The New Stack Podcast

A Universal Resource Broker To Connect Mesos And Kubernetes

Episode Summary

Earlier this year, cloud platform provider Univa re-introduced Navops, its multi-tenant container platform, as a way for multiple clients to run microservices on Kubernetes. In this re-introduction, we discovered the Institute for Health Metrics and Evaluation, a Navops customer that gathers health and wellness data from universities, organizations, and government agencies on a global scale — and we learned how putting that data to use in analytics operations is having an immediate effect, in terms of lives saved by healthcare providers. Later that month, Univa formally contributed Navops to the open source community. Then, in September, the company added a feature it had been hinting about, that could conceivably turn the entire orchestrator market upside-down: a service that enables workloads and frameworks designed for Apache Mesos to be supported by Kubernetes instead. “The Mesos framework thinks it’s running on Mesos, essentially,” explained Robert Lalonde, Univa’s vice president and general manager for Navops, in an interview with Alex Williams for The New Stack Makers. Watch on YouTube: https://youtu.be/Ol50al7ffxk

Episode Notes

Earlier this year, cloud platform provider Univa re-introduced Navops, its multi-tenant container platform, as a way for multiple clients to run microservices on Kubernetes. In this re-introduction, we discovered the Institute for Health Metrics and Evaluation, a Navops customer that gathers health and wellness data from universities, organizations, and government agencies on a global scale — and we learned how putting that data to use in analytics operations is having an immediate effect, in terms of lives saved by healthcare providers.

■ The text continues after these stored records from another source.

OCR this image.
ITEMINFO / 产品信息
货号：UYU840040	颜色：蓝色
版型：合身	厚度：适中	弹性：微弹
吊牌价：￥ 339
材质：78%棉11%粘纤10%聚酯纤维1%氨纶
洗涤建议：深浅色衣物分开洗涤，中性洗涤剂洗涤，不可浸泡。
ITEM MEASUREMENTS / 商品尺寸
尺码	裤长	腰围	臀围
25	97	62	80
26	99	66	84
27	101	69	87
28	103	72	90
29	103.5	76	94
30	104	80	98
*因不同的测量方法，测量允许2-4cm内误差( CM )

Later that month, Univa formally contributed Navops to the open source community. Then, in September, the company added a feature it had been hinting about, that could conceivably turn the entire orchestrator market upside-down: a service that enables workloads and frameworks designed for Apache Mesos to be supported by Kubernetes instead.

“The Mesos framework thinks it’s running on Mesos, essentially,” explained Robert Lalonde, Univa’s vice president and general manager for Navops, in an interview with Alex Williams for The New Stack Makers.